Senja menyerbu siang, burung-burung beterbangan kembali kesarangnya. Roby menginjakkan kaki di depan rumahnya.
Tok Tok Tok
Ibunya dari dalam rumah membukakan pintu.
“Mamah, aku rindu mamah.” Roby memeluk ibunya.
Ibunya hanya tersenyum hambar, tak ada kata yang terucap darinya.
Roby masuk ke dalam kamar, ia tidur, lalu melihat pigura yang terletak di laci samping tempat tidurnya. Karen. Ia sadar ia melupakannya, tapi dia tetap acuh. Ia beranjak dan mengambil piala dan pergi ke dapur, di sana ada ibunya yang sedang memasak.
“Mah, aku menang. Piala ini untukmu.” Roby mengulurkan piala yang ia pegang.
Tak ada respon dari ibunya. Roby bingung.
“Mamah kenapa, sakit?” tanya Roby yang merasa aneh melihat sikap ibunya yang berbeda kepadanya.
Roby hendak memegang dahi ibunya, namun di tepis kencang.
“Mamah kenapa, marah kepadaku, aku sudah lama tidak melihat mamah, aku rindu mamah, tapi aku melihat mamah berbeda, ada apa sebenarnya, mah?”

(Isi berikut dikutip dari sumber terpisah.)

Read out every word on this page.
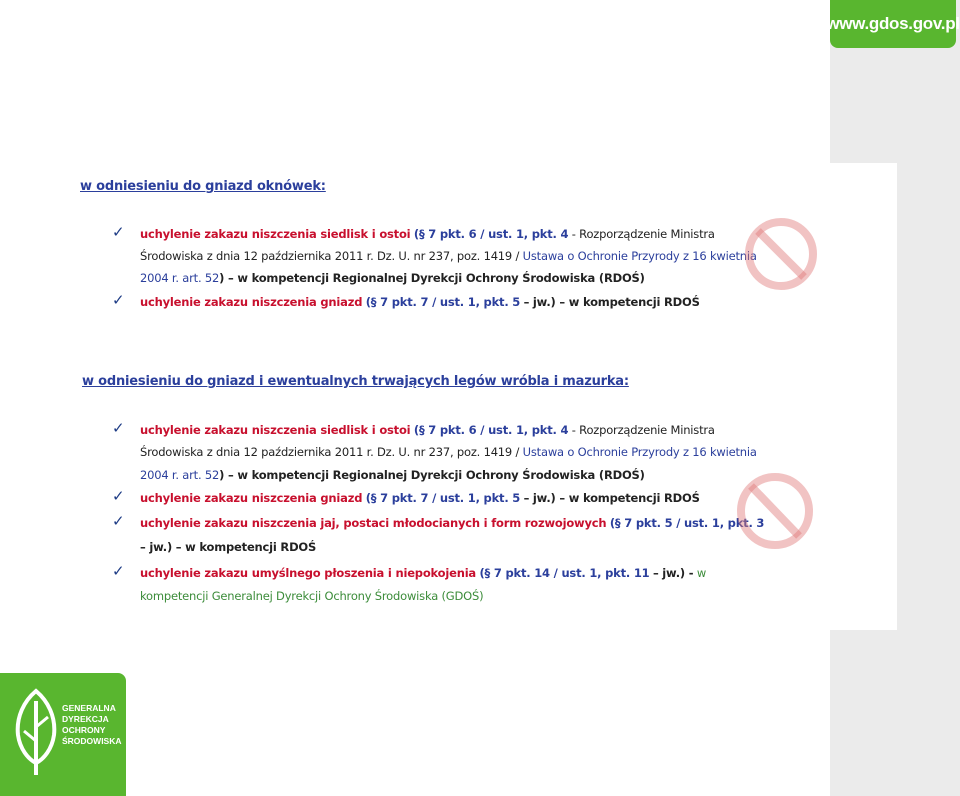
www.gdos.gov.pl
w odniesieniu do gniazd oknówek:
✓ uchylenie zakazu niszczenia siedlisk i ostoi (§ 7 pkt. 6 / ust. 1, pkt. 4 - Rozporządzenie Ministra
Środowiska z dnia 12 października 2011 r. Dz. U. nr 237, poz. 1419 / Ustawa o Ochronie Przyrody z 16 kwietnia
2004 r. art. 52) – w kompetencji Regionalnej Dyrekcji Ochrony Środowiska (RDOŚ)
✓ uchylenie zakazu niszczenia gniazd (§ 7 pkt. 7 / ust. 1, pkt. 5 – jw.) – w kompetencji RDOŚ
w odniesieniu do gniazd i ewentualnych trwających legów wróbla i mazurka:
✓ uchylenie zakazu niszczenia siedlisk i ostoi (§ 7 pkt. 6 / ust. 1, pkt. 4 - Rozporządzenie Ministra
Środowiska z dnia 12 października 2011 r. Dz. U. nr 237, poz. 1419 / Ustawa o Ochronie Przyrody z 16 kwietnia
2004 r. art. 52) – w kompetencji Regionalnej Dyrekcji Ochrony Środowiska (RDOŚ)
✓ uchylenie zakazu niszczenia gniazd (§ 7 pkt. 7 / ust. 1, pkt. 5 – jw.) – w kompetencji RDOŚ
✓ uchylenie zakazu niszczenia jaj, postaci młodocianych i form rozwojowych (§ 7 pkt. 5 / ust. 1, pkt. 3
– jw.) – w kompetencji RDOŚ
✓ uchylenie zakazu umyślnego płoszenia i niepokojenia (§ 7 pkt. 14 / ust. 1, pkt. 11 – jw.) - w
kompetencji Generalnej Dyrekcji Ochrony Środowiska (GDOŚ)
GENERALNA
DYREKCJA
OCHRONY
ŚRODOWISKA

Ibunya menyimpan pisau yang ia pegang. “Selamat atas keberhasilanmu, tapi mamah tidak bangga kepadamu.”
Mendengar ucapan dari ibunya membuat Roby terpukul.
“Tapi mengapa?” mata Roby berlinang. “Roby melakukan semua ini untuk mamah, Roby ingin mamah bangga kepada Roby, lihatlah piala ini, Roby mempersambahkannya hanya untuk mamah.”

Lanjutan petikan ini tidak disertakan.